After seeing how unaffordable prom can be, a group of seniors and juniors hoping to give back to the community started preparing for their annual Marin Prom Boutique project.
In 2023, former Redwood High School student Olivia Villanova had the idea to create a passion project that lowers the cost of prom for teens in Marin while also making it more sustainable.
The project began with Redwood High School’s Leadership class and was opened up to other Marin County high schools this spring to help facilitate the boutique.
The boutique rented a venue in The Village shopping center at Corte Madera. The space held over 800 dresses and menswear items, open to be picked out for free by anybody regardless of their location or background.
The boutique received donations from various companies including Windsor, Birdy Grey, and Camille La Vie. Inventory was also obtained through public donations collected from participating schools; hundreds of dresses, accessories, shoes, and suits were independently sent to the boutique for free.
Team members then worked for approximately nine months to prepare the space for the public.
Starting March 8, the Marin Prom Boutique was open every weekend in March from 11 a.m. to 5 p.m. The boutique was run by Leadership students from Redwood, San Rafael, Tamalpais, and San Marin High Schools, with each school taking turns managing it.
Redwood High School senior Charlotte Lacy and juniors Morgan Sicklick and Madison Bishop helped run the boutique the first weekend. That weekend, they gave away 155 dresses and suits.
Students from Redwood have expressed how grateful they feel to have been a part of something that can help teenagers in the community and break the unrealistic expectations of prom.
“It doesn’t need to be embarrassing to not [be able to] afford a prom dress,” Lacy said. “It’s such a real thing. Living in Marin, there’s a stereotype that everybody’s super wealthy and at the end of the day that’s just not true.”
Students from Tamalpaisand San Rafael worked at the boutique throughout the middle of March. Tamalpais students had done a smaller “Pop-Up-Prom” event in previous years and wanted to expand the boutique to make it more inclusive.

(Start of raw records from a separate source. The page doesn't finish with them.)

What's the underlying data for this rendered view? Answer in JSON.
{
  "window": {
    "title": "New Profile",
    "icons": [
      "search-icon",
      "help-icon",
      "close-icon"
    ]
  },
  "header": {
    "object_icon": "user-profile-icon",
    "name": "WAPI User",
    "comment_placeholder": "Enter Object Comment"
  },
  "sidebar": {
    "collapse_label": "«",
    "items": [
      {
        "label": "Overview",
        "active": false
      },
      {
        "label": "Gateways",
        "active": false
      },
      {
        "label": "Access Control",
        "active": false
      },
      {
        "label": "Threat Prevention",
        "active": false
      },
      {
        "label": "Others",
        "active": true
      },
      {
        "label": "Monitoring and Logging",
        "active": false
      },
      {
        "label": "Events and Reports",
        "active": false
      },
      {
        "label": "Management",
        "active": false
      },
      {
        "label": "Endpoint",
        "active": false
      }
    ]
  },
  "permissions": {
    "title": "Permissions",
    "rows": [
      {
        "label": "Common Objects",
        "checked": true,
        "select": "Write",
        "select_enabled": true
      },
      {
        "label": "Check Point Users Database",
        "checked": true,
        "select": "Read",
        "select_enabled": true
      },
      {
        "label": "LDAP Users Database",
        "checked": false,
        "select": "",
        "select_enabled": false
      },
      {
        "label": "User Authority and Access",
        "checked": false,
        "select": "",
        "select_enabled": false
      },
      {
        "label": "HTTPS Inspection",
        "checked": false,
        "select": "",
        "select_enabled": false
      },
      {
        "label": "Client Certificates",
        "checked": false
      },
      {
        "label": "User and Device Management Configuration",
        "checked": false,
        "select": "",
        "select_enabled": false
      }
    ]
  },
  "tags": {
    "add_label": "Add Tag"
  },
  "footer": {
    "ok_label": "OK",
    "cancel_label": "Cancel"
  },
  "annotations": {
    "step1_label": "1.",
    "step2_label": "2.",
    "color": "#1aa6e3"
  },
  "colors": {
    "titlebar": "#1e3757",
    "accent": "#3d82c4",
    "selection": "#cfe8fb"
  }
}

These students, alongside San Rafael students, gave away 154 dresses during their weekends.
On the final weekend, the boutique was led by ten San Marin Leadership students and staff members who gave away a total of 131 dresses.
San Marin worked with and advertised the boutique to organize the Senior Showcase, an event for seniors as the final fundraiser for prom.
Leadership teacher Liz Lloyd explained that the access to the boutique’s inventory gave San Marin an opportunity to get more integrated into the community.
The partnership between the boutique and San Marin’s Senior Showcase highlighted the work of Lloyd and her ASB students.
“It was pivotal, critical, crucial,” Lloyd said. “[In] the past the Senior Showcase has been more of a talent and variety show. But because we have this new partnership we have access to over 700 brand new, on-trend dresses.”
By the end of March, 440 dresses were given away by all four participating schools. Students from over 12 schools around Marin came to buy dresses and suits.
The schools involved have received positive feedback from many of the people that obtained dresses or suits from the boutique.
Although the boutique was targeted mainly towards teenage girls looking for prom dresses, the large range of sizing and variety available helped acheive the Marin Prom Boutique’s goal to be an inclusive and equitable project.